What about among your own staff? Are you helping and encouraging your staff to initiate and maintain their personal health records and to include their families and loved ones as well?

  • Have you implemented or considering a hospital-wide campaign to include all employees, in medicine, administration, and support in the process?
  • Are you using your own doctors for purposes of observation as well as refinement of your own record systems?
  • What new ideas emerge as you become more fully involved with electronic medical health records?

Have you chosen to be a leader in this domain? Or is the issue of personal health records simply something you see as another in a long line of obligations or burdens? Taking a leadership position requires considering questions such as these:

  • Are there care guides that your hospital can develop for patients and other users?
  • Do you have interactive tools in the works that will help people make wiser decisions about their own health?
  • Is anyone within your office, or the hospital at large, developing applications for smartphones?
  • Are you working on health risk assessments?
  • If you have a wellness program in the hospital, are the fundamentals of that program transferable to online users, particularly those who maintain personal health records?
  • Do you have a health library in progress? Do you regularly update the library with self-health care tools?
  • Are you preparing daily health news feeds which give people a quick update and reminder of things they can do to take charge of their health while remaining appreciative of and loyal to your facility?

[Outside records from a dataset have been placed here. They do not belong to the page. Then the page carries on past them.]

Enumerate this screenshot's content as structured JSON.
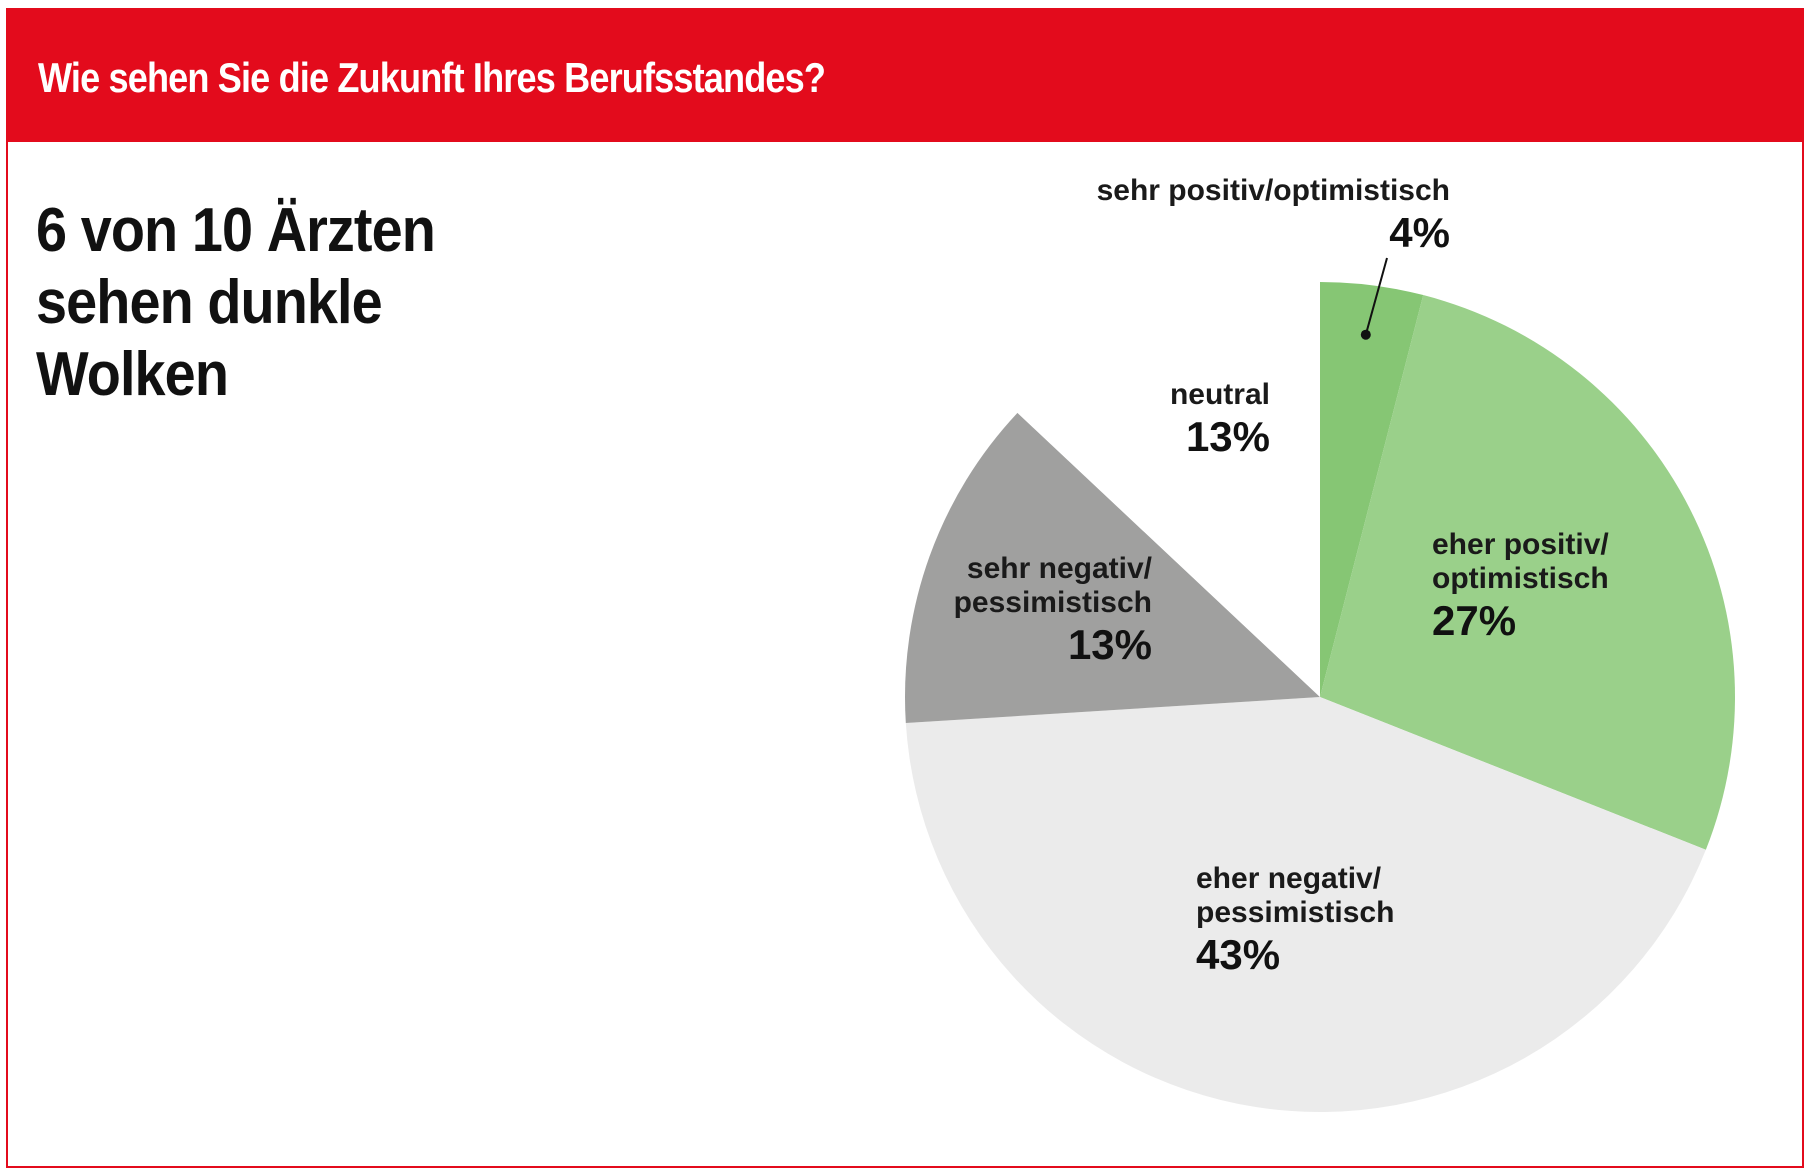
{
  "header": {
    "title": "Wie sehen Sie die Zukunft Ihres Berufsstandes?"
  },
  "headline": [
    "6 von 10 Ärzten",
    "sehen dunkle",
    "Wolken"
  ],
  "colors": {
    "brand": "#e30b1c"
  },
  "chart_data": {
    "type": "pie",
    "title": "",
    "slices": [
      {
        "label": "sehr positiv/optimistisch",
        "value": 4,
        "value_label": "4%",
        "color": "#86c674"
      },
      {
        "label": "eher positiv/ optimistisch",
        "value": 27,
        "value_label": "27%",
        "color": "#9ad08a"
      },
      {
        "label": "eher negativ/ pessimistisch",
        "value": 43,
        "value_label": "43%",
        "color": "#ebebeb"
      },
      {
        "label": "sehr negativ/ pessimistisch",
        "value": 13,
        "value_label": "13%",
        "color": "#a0a09f"
      },
      {
        "label": "neutral",
        "value": 13,
        "value_label": "13%",
        "color": "#ffffff"
      }
    ]
  }
}
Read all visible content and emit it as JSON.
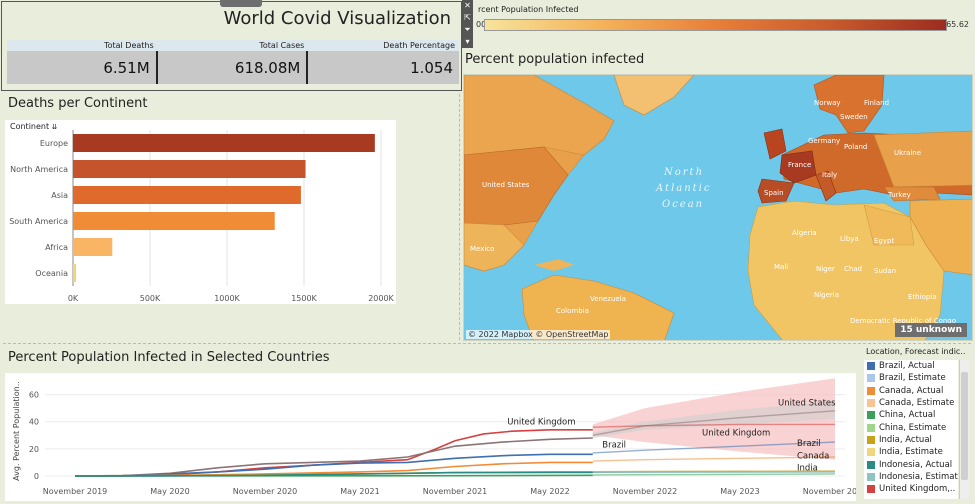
{
  "header": {
    "title": "World Covid Visualization",
    "kpis": [
      {
        "label": "Total Deaths",
        "value": "6.51M"
      },
      {
        "label": "Total Cases",
        "value": "618.08M"
      },
      {
        "label": "Death Percentage",
        "value": "1.054"
      }
    ]
  },
  "toolbar": {
    "icons": [
      "close-icon",
      "popout-icon",
      "filter-icon",
      "dropdown-icon"
    ],
    "glyphs": [
      "✕",
      "⇱",
      "⏷",
      "▾"
    ]
  },
  "gradient_legend": {
    "title": "rcent Population Infected",
    "min_label": "00",
    "max_label": "65.62",
    "colors": [
      "#f7e39b",
      "#9c2c20"
    ]
  },
  "map": {
    "title": "Percent population infected",
    "ocean_label_1": "North",
    "ocean_label_2": "Atlantic",
    "ocean_label_3": "Ocean",
    "labels": [
      "United States",
      "Mexico",
      "Venezuela",
      "Colombia",
      "Peru",
      "Norway",
      "Finland",
      "Germany",
      "Poland",
      "France",
      "Italy",
      "Spain",
      "Ukraine",
      "Turkey",
      "Algeria",
      "Libya",
      "Egypt",
      "Mali",
      "Niger",
      "Chad",
      "Sudan",
      "Nigeria",
      "Ethiopia",
      "Democratic Republic of Congo",
      "Sweden"
    ],
    "attribution": "© 2022 Mapbox © OpenStreetMap",
    "unknown": "15 unknown"
  },
  "bar_chart": {
    "title": "Deaths per Continent",
    "column_header": "Continent",
    "chart_data": {
      "type": "bar",
      "orientation": "horizontal",
      "categories": [
        "Europe",
        "North America",
        "Asia",
        "South America",
        "Africa",
        "Oceania"
      ],
      "values": [
        1960000,
        1510000,
        1480000,
        1310000,
        255000,
        20000
      ],
      "colors": [
        "#a83a22",
        "#c5532b",
        "#df6a2b",
        "#f08c35",
        "#f9b464",
        "#f8d27a"
      ],
      "xticks": [
        "0K",
        "500K",
        "1000K",
        "1500K",
        "2000K"
      ],
      "xlim": [
        0,
        2000000
      ]
    }
  },
  "line_chart": {
    "title": "Percent Population Infected in Selected Countries",
    "chart_data": {
      "type": "line",
      "ylabel": "Avg. Percent Population..",
      "yticks": [
        "0",
        "20",
        "40",
        "60"
      ],
      "ylim": [
        0,
        70
      ],
      "xticks": [
        "November 2019",
        "May 2020",
        "November 2020",
        "May 2021",
        "November 2021",
        "May 2022",
        "November 2022",
        "May 2023",
        "November 2023"
      ],
      "series": [
        {
          "name": "United Kingdom",
          "color": "#d6403f",
          "actual": [
            [
              0,
              0
            ],
            [
              0.5,
              0
            ],
            [
              1,
              1
            ],
            [
              1.5,
              3
            ],
            [
              2,
              6
            ],
            [
              2.5,
              8
            ],
            [
              3,
              10
            ],
            [
              3.5,
              12
            ],
            [
              3.8,
              20
            ],
            [
              4,
              26
            ],
            [
              4.3,
              31
            ],
            [
              4.6,
              33
            ],
            [
              5,
              34
            ],
            [
              5.45,
              34
            ]
          ],
          "forecast": [
            [
              5.45,
              36
            ],
            [
              6,
              37
            ],
            [
              7,
              38
            ],
            [
              8,
              38
            ]
          ],
          "band": [
            [
              5.45,
              30,
              38
            ],
            [
              6,
              25,
              50
            ],
            [
              7,
              18,
              62
            ],
            [
              8,
              12,
              72
            ]
          ],
          "band_color": "#f7c1c0"
        },
        {
          "name": "United States",
          "color": "#8c7474",
          "actual": [
            [
              0,
              0
            ],
            [
              0.5,
              0.3
            ],
            [
              1,
              2
            ],
            [
              1.5,
              6
            ],
            [
              2,
              9
            ],
            [
              2.5,
              10
            ],
            [
              3,
              11
            ],
            [
              3.5,
              14
            ],
            [
              4,
              22
            ],
            [
              4.5,
              25
            ],
            [
              5,
              27
            ],
            [
              5.45,
              28
            ]
          ],
          "forecast": [
            [
              5.45,
              30
            ],
            [
              6,
              37
            ],
            [
              7,
              43
            ],
            [
              8,
              48
            ]
          ],
          "band": [
            [
              5.45,
              28,
              32
            ],
            [
              6,
              34,
              40
            ],
            [
              7,
              38,
              49
            ],
            [
              8,
              42,
              55
            ]
          ],
          "band_color": "#d6cfcf"
        },
        {
          "name": "Brazil",
          "color": "#3f6fb0",
          "actual": [
            [
              0,
              0
            ],
            [
              0.5,
              0.2
            ],
            [
              1,
              1.5
            ],
            [
              1.5,
              3
            ],
            [
              2,
              5
            ],
            [
              2.5,
              8
            ],
            [
              3,
              9.5
            ],
            [
              3.5,
              10
            ],
            [
              4,
              13
            ],
            [
              4.5,
              15
            ],
            [
              5,
              16
            ],
            [
              5.45,
              16
            ]
          ],
          "forecast": [
            [
              5.45,
              17
            ],
            [
              6,
              19
            ],
            [
              7,
              22
            ],
            [
              8,
              25
            ]
          ],
          "band": [],
          "band_color": ""
        },
        {
          "name": "Canada",
          "color": "#f08c35",
          "actual": [
            [
              0,
              0
            ],
            [
              1,
              0.4
            ],
            [
              2,
              1.5
            ],
            [
              3,
              3
            ],
            [
              3.5,
              4
            ],
            [
              4,
              7
            ],
            [
              4.5,
              9
            ],
            [
              5,
              10
            ],
            [
              5.45,
              10
            ]
          ],
          "forecast": [
            [
              5.45,
              11
            ],
            [
              6,
              12
            ],
            [
              7,
              13
            ],
            [
              8,
              14
            ]
          ],
          "band": [],
          "band_color": ""
        },
        {
          "name": "India",
          "color": "#c9a11b",
          "actual": [
            [
              0,
              0
            ],
            [
              1,
              0.2
            ],
            [
              2,
              0.6
            ],
            [
              3,
              1.5
            ],
            [
              4,
              2.5
            ],
            [
              5,
              3
            ],
            [
              5.45,
              3
            ]
          ],
          "forecast": [
            [
              5.45,
              3.2
            ],
            [
              6,
              3.4
            ],
            [
              7,
              3.6
            ],
            [
              8,
              3.8
            ]
          ],
          "band": [],
          "band_color": ""
        },
        {
          "name": "China",
          "color": "#3aa05a",
          "actual": [
            [
              0,
              0
            ],
            [
              2,
              0.1
            ],
            [
              4,
              0.2
            ],
            [
              5.45,
              0.5
            ]
          ],
          "forecast": [
            [
              5.45,
              0.8
            ],
            [
              6,
              1
            ],
            [
              7,
              1.2
            ],
            [
              8,
              1.5
            ]
          ],
          "band": [],
          "band_color": ""
        },
        {
          "name": "Indonesia",
          "color": "#2a8a84",
          "actual": [
            [
              0,
              0
            ],
            [
              1,
              0.1
            ],
            [
              2,
              0.5
            ],
            [
              3,
              1.5
            ],
            [
              4,
              2.5
            ],
            [
              5,
              2.6
            ],
            [
              5.45,
              2.6
            ]
          ],
          "forecast": [
            [
              5.45,
              2.7
            ],
            [
              6,
              2.8
            ],
            [
              7,
              2.9
            ],
            [
              8,
              3
            ]
          ],
          "band": [],
          "band_color": ""
        }
      ],
      "annotations": [
        {
          "text": "United Kingdom",
          "x": 4.55,
          "y": 38
        },
        {
          "text": "Brazil",
          "x": 5.55,
          "y": 21
        },
        {
          "text": "United States",
          "x": 7.4,
          "y": 52
        },
        {
          "text": "United Kingdom",
          "x": 6.6,
          "y": 30
        },
        {
          "text": "Brazil",
          "x": 7.6,
          "y": 22
        },
        {
          "text": "Canada",
          "x": 7.6,
          "y": 13
        },
        {
          "text": "India",
          "x": 7.6,
          "y": 4
        }
      ]
    }
  },
  "series_legend": {
    "title": "Location, Forecast indic..",
    "items": [
      {
        "label": "Brazil, Actual",
        "color": "#3f6fb0"
      },
      {
        "label": "Brazil, Estimate",
        "color": "#a9c8ea"
      },
      {
        "label": "Canada, Actual",
        "color": "#f08c35"
      },
      {
        "label": "Canada, Estimate",
        "color": "#f8c495"
      },
      {
        "label": "China, Actual",
        "color": "#3aa05a"
      },
      {
        "label": "China, Estimate",
        "color": "#9ed68a"
      },
      {
        "label": "India, Actual",
        "color": "#c9a11b"
      },
      {
        "label": "India, Estimate",
        "color": "#f3d67c"
      },
      {
        "label": "Indonesia, Actual",
        "color": "#2a8a84"
      },
      {
        "label": "Indonesia, Estimate",
        "color": "#8cc6bf"
      },
      {
        "label": "United Kingdom,..",
        "color": "#d6403f"
      }
    ]
  }
}
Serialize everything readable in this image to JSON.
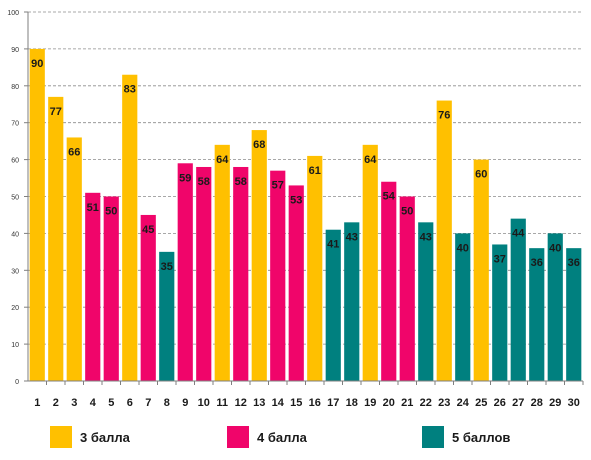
{
  "colors": {
    "3": "#FFC000",
    "4": "#F0056A",
    "5": "#00807F"
  },
  "chart_data": {
    "type": "bar",
    "title": "",
    "xlabel": "",
    "ylabel": "",
    "ylim": [
      0,
      100
    ],
    "yticks": [
      0,
      10,
      20,
      30,
      40,
      50,
      60,
      70,
      80,
      90,
      100
    ],
    "grid": true,
    "legend_position": "bottom",
    "categories": [
      "1",
      "2",
      "3",
      "4",
      "5",
      "6",
      "7",
      "8",
      "9",
      "10",
      "11",
      "12",
      "13",
      "14",
      "15",
      "16",
      "17",
      "18",
      "19",
      "20",
      "21",
      "22",
      "23",
      "24",
      "25",
      "26",
      "27",
      "28",
      "29",
      "30"
    ],
    "values": [
      90,
      77,
      66,
      51,
      50,
      83,
      45,
      35,
      59,
      58,
      64,
      58,
      68,
      57,
      53,
      61,
      41,
      43,
      64,
      54,
      50,
      43,
      76,
      40,
      60,
      37,
      44,
      36,
      40,
      36
    ],
    "grade": [
      3,
      3,
      3,
      4,
      4,
      3,
      4,
      5,
      4,
      4,
      3,
      4,
      3,
      4,
      4,
      3,
      5,
      5,
      3,
      4,
      4,
      5,
      3,
      5,
      3,
      5,
      5,
      5,
      5,
      5
    ],
    "legend": [
      {
        "grade": "3",
        "label": "3 балла"
      },
      {
        "grade": "4",
        "label": "4 балла"
      },
      {
        "grade": "5",
        "label": "5 баллов"
      }
    ]
  }
}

Going further, have you considered installing a bank of phone-based counselors to help people with their medical records? After all is said and done, what will differentiate your hospital and the services you provide from those of others is the personalized touch that you are able to offer to people who need real-time interaction with a voice on the phone, not merely alphanumeric symbols on a screen.

The more personalized attention you can offer to consumers, the greater the probability that they will stay with you as a provider over a wide range of needs.